Are you saying you want it on the client instead of the transmission, or in addition to the transmission?

I do disagree with putting this on the client. For one thing, since this is an option which alters the addresses on individual transmissions, I think the transmission is where it belongs. I'm also thinking of the use case where a client is instantiated for general use, but certain emails (say, for customers who are not yet active) should be sent to the sink. And while it's not directly relevant, other ESPs all seem to have this at the message level.

If someone wanted to sink all emails from an environment, it would be easy enough to create a facade class:

public class SinkableTransmission: Transmission
{
  public SinkableTransmission()
  {
    Options.UseSink = valueOfSomeEnvironmentVariable;
  }
}

var myTransmission = new SinkableTransmission();

asherber avatar Jan 24 '17 15:01 asherber

But the facade class would then have to be used, which is still getting the detail.

I think we could do it in both places... have it both at the transmission level, but also allow it at the client level.

I'm also thinking of the use case where a client is instantiated for general use, but certain emails (say, for customers who are not yet active) should be sent to the sink.

In those cases, I think the client-level one would still be very helpful. Those emails that should be sent thru sink could be configured to use a different client via IoC. This is what I mean about it being a level of style... let's say that I have one particular email that I do not want to be fired from the development system. But since the development system is meant to be a fully-functioning system, I still want the jobs to run. So in my IoC, I'd set it up something like:

var standardClient = new Client("MYAPIKEY");
var sunkClient = new Client("MYAPIKEY", new { sunk = true} );

For<IClient>().Use(standardClient);

For<FancyEmailService>().UseDependency<IClient>(sunkClient);

I don't want the "sunk" concept dipping into my FancyEmailService. So I can use dependency injection to control which sparkpost clients are used where on the application level.

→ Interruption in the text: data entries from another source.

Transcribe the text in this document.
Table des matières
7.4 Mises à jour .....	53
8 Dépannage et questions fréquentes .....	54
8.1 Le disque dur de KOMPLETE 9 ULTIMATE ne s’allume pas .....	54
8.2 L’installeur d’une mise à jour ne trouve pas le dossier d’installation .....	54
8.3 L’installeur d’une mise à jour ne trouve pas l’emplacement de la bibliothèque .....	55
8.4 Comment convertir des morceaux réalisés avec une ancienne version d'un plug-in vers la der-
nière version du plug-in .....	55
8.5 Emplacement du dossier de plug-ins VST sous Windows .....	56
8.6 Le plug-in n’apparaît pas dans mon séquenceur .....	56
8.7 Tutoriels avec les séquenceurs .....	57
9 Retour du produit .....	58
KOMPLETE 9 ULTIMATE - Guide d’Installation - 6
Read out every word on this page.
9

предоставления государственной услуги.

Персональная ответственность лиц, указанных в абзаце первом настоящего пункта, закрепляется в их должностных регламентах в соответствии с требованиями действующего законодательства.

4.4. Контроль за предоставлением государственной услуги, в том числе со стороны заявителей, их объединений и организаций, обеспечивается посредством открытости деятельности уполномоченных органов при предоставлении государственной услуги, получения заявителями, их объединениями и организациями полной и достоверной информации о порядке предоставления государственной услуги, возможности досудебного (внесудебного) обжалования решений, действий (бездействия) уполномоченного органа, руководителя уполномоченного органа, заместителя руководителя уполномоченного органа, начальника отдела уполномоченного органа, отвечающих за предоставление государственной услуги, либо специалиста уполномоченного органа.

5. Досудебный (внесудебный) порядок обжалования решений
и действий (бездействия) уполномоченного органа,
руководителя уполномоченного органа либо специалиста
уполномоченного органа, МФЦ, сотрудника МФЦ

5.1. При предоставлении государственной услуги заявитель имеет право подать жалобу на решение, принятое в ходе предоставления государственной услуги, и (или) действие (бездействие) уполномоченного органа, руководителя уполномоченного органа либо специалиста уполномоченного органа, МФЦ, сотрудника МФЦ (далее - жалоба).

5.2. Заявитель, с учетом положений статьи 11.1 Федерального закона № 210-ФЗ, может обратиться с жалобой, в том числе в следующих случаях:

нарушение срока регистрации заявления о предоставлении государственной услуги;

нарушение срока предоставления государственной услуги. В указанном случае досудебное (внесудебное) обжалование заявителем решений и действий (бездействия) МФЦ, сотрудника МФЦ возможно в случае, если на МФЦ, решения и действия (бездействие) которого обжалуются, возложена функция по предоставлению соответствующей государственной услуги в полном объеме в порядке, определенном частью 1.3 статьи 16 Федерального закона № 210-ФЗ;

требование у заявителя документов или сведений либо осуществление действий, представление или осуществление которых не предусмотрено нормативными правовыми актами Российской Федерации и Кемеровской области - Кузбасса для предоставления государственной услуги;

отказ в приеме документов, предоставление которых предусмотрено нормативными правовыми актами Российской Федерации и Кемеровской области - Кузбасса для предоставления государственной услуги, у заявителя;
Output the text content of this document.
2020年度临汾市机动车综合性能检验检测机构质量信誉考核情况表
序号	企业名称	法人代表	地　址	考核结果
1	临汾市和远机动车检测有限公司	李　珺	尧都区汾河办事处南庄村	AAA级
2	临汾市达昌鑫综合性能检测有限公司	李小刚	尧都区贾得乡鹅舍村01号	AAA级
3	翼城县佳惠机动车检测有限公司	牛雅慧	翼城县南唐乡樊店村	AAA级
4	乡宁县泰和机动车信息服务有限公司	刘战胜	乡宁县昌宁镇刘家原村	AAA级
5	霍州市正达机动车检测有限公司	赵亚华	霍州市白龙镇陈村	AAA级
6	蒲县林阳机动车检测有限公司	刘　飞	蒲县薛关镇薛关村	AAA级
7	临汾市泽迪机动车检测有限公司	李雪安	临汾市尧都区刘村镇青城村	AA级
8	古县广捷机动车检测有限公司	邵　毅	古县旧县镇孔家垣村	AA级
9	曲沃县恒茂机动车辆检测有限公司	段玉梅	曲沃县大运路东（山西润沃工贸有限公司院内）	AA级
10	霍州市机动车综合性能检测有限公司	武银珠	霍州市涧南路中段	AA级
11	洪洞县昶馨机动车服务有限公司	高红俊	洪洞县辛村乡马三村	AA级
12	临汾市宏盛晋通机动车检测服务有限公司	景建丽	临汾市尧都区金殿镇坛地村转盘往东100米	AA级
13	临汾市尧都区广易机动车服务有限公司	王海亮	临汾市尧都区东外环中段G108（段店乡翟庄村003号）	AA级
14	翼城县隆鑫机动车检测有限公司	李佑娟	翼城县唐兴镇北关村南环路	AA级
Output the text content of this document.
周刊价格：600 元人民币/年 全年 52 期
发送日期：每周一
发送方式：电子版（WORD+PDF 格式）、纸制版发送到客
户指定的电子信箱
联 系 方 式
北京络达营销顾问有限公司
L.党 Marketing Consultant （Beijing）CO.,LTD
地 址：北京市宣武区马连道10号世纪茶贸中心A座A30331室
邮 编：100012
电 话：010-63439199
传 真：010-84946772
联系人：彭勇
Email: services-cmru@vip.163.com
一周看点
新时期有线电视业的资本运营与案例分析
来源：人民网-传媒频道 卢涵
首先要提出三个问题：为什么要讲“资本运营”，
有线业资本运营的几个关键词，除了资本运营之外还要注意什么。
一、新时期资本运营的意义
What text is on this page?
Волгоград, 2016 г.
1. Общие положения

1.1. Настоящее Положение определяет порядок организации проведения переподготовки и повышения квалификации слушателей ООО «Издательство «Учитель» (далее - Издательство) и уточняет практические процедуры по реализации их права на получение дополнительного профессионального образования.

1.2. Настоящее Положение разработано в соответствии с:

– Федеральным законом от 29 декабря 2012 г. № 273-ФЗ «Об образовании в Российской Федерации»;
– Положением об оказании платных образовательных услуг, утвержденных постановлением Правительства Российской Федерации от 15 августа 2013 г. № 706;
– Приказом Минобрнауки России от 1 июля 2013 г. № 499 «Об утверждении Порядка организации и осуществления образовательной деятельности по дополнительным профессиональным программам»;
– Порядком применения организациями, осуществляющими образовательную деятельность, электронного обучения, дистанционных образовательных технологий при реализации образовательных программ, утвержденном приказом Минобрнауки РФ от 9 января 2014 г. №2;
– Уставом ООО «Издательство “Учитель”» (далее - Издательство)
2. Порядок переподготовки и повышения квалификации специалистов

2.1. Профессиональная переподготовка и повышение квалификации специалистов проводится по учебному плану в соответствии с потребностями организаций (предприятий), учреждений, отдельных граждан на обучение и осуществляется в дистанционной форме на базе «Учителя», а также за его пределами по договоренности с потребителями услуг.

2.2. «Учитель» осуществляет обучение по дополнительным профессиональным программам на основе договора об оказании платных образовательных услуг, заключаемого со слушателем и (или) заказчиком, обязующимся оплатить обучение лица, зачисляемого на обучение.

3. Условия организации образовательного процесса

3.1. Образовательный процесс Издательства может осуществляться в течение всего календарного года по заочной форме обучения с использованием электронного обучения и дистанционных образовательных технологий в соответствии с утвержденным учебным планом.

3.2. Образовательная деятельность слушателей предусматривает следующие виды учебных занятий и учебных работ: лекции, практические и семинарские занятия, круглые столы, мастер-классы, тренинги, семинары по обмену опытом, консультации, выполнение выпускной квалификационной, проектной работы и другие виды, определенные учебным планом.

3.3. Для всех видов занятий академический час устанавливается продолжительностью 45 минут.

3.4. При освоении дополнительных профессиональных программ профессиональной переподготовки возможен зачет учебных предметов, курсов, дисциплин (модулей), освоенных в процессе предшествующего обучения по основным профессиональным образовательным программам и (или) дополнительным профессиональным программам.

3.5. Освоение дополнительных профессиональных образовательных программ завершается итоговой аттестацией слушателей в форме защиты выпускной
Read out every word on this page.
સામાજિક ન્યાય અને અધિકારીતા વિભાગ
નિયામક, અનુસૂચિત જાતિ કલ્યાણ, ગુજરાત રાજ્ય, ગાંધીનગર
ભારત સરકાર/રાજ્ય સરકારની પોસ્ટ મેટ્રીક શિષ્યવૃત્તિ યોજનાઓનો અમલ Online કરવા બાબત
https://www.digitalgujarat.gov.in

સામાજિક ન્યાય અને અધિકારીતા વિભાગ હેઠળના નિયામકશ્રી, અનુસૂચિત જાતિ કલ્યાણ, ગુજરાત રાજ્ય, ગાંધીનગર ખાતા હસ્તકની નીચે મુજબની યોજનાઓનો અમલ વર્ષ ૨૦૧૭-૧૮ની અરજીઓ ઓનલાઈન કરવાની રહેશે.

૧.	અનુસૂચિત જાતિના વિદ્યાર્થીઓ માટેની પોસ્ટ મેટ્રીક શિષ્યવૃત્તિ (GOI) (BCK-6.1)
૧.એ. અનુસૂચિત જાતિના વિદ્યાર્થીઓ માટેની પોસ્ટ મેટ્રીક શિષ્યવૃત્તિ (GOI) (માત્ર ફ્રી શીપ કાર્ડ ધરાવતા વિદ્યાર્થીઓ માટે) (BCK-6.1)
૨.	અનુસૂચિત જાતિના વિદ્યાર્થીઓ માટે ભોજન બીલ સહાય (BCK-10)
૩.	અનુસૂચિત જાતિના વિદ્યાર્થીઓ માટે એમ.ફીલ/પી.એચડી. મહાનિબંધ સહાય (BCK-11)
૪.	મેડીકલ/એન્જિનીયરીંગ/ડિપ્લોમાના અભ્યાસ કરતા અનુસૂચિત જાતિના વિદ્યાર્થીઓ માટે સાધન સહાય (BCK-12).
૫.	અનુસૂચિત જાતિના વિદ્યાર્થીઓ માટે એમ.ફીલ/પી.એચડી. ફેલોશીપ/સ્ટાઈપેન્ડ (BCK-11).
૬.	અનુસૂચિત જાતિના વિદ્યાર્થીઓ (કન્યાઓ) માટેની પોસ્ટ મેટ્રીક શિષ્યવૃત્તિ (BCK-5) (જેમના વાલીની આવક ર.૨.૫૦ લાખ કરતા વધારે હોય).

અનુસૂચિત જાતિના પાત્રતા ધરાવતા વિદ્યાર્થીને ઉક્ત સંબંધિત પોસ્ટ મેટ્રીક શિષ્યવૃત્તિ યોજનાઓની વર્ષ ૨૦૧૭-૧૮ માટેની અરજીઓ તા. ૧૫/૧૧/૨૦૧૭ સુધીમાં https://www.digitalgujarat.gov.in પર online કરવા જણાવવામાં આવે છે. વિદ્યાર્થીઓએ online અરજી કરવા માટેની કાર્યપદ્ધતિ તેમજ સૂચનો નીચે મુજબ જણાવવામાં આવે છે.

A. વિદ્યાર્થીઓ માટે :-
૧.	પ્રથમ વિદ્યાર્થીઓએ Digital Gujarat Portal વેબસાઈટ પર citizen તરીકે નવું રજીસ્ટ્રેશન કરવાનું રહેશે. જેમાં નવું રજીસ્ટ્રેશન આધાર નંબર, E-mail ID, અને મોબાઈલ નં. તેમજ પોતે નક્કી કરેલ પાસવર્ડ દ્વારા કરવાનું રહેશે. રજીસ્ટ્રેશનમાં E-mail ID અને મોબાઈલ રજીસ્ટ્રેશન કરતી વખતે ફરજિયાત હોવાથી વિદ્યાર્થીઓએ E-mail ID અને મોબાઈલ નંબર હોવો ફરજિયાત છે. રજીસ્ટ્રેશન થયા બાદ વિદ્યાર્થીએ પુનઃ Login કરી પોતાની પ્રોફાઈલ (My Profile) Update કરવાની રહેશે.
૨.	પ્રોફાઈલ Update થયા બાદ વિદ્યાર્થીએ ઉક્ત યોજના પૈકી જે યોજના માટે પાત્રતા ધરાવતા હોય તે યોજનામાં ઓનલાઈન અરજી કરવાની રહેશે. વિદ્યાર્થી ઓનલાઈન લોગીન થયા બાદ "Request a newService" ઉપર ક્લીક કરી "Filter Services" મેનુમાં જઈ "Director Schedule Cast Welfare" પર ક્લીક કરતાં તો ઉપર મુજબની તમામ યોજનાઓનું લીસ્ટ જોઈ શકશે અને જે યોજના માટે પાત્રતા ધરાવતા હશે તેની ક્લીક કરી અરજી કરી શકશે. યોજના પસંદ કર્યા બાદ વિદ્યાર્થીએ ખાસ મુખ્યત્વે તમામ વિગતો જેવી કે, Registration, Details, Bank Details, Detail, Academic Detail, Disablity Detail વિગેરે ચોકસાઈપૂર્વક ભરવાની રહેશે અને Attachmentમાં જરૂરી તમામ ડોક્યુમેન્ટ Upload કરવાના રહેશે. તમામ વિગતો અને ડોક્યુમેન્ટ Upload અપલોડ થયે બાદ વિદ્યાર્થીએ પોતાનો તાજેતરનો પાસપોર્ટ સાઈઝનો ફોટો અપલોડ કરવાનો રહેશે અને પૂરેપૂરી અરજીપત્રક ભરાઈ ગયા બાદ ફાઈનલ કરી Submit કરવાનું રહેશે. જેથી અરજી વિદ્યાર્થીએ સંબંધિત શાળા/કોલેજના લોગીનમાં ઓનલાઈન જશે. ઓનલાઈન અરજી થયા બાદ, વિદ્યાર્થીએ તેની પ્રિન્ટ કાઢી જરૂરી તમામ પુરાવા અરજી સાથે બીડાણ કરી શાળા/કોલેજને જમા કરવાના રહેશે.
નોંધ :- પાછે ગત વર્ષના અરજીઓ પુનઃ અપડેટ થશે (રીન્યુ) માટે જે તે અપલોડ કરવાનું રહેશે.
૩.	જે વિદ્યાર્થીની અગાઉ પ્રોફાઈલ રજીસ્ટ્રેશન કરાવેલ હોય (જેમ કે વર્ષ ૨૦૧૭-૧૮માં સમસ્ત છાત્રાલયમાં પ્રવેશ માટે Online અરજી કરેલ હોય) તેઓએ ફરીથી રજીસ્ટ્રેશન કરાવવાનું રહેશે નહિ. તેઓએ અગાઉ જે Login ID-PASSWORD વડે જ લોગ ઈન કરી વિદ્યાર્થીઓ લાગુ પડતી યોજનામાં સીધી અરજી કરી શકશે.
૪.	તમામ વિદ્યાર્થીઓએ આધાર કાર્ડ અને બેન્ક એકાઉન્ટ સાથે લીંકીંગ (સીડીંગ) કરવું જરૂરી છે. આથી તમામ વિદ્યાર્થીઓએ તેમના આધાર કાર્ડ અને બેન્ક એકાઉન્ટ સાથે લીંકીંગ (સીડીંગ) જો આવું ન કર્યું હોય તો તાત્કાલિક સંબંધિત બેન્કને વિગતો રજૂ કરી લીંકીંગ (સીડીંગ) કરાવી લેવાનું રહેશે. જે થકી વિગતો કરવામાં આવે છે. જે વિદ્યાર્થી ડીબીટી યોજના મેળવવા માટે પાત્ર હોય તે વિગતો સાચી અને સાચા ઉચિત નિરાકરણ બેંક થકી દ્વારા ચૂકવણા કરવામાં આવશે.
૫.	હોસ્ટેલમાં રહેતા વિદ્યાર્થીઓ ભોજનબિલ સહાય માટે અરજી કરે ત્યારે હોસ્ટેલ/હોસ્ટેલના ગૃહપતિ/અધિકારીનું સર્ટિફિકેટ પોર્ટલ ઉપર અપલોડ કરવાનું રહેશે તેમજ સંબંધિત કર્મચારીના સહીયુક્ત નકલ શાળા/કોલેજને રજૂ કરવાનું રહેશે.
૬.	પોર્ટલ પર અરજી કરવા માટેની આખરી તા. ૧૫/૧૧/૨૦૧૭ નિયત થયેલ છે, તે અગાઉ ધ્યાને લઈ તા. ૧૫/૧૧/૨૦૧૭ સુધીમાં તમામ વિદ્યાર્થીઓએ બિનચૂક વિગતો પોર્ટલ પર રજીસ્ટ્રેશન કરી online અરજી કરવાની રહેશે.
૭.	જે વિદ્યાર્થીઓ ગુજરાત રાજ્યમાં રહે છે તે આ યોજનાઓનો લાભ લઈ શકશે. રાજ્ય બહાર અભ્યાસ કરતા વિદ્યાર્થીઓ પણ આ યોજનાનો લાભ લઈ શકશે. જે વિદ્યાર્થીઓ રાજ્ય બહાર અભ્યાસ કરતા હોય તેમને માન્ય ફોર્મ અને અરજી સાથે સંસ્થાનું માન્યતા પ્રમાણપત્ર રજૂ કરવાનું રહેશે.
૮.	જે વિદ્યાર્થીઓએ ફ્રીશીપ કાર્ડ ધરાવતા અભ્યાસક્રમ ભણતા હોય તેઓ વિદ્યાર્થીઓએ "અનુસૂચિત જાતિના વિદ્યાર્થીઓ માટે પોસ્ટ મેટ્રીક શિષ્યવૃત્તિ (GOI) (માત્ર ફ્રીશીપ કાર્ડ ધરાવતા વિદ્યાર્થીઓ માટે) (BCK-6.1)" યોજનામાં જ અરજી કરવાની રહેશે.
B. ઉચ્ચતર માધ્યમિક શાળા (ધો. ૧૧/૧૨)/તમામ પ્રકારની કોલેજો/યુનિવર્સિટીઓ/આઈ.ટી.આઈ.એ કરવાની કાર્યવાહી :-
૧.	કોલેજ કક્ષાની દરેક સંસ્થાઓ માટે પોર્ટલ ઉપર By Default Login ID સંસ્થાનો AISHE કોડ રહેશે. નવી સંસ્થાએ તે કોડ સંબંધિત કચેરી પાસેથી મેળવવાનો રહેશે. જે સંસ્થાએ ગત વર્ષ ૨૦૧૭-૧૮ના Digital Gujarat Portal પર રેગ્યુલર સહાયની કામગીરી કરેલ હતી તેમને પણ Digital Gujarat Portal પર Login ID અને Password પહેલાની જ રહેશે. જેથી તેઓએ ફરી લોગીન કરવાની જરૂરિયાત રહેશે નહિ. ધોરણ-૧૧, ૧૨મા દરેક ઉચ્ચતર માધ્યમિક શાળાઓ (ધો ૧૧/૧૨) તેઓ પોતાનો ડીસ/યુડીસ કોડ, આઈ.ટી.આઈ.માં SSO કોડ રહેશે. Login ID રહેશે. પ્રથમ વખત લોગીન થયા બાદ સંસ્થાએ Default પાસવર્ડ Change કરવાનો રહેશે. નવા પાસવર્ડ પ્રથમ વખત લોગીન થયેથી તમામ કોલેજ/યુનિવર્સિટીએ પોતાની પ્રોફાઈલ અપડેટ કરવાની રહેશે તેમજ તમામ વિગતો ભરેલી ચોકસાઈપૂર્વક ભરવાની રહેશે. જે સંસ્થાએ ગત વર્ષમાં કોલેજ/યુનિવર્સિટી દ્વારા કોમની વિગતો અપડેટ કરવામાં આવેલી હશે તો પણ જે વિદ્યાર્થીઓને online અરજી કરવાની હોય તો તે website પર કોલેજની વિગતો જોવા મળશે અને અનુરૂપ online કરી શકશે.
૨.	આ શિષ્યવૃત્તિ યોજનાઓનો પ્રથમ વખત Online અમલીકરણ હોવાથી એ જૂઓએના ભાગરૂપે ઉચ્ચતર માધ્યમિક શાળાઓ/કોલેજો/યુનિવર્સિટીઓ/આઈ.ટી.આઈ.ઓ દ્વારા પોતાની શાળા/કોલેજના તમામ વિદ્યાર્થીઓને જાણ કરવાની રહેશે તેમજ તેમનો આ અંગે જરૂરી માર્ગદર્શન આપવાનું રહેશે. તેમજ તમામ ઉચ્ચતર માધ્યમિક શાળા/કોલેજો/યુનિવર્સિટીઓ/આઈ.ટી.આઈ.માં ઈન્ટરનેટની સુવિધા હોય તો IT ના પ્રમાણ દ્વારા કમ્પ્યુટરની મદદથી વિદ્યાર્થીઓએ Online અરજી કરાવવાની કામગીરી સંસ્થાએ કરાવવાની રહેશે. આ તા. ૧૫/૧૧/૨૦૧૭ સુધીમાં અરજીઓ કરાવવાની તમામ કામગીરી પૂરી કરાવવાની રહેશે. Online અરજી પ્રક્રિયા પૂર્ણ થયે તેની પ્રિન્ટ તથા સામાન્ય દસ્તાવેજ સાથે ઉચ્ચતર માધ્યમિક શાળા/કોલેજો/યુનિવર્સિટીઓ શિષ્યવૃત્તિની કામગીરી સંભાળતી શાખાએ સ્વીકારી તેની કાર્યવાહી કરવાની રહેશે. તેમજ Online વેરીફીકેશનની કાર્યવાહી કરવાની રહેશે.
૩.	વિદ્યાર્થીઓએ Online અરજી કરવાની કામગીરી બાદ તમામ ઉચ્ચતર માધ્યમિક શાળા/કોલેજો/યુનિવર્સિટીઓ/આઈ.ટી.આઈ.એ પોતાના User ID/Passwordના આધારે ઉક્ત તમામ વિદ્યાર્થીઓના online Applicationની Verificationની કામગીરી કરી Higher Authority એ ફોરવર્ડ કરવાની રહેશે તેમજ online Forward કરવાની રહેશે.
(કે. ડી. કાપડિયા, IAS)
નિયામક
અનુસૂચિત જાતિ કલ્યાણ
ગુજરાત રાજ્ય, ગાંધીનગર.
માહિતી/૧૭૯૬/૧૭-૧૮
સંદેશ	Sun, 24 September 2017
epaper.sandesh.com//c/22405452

darrencauthon avatar Jan 24 '17 15:01 darrencauthon

@asherber I think some programmers would prefer to have the "sunk" detail at a low level, and some programmers (like me) would prefer to keep the modules clean of that detail and configure it with IoC. That's all I'm saying. :smile:

darrencauthon avatar Jan 24 '17 15:01 darrencauthon

Okay, so how should the two flags interact?

Client Transmission Result
True True True
True False True?
False True True
False False False

asherber avatar Jan 24 '17 15:01 asherber

Any news on this issue? I would really like an easy way of enabling/disabling "sink"-mode.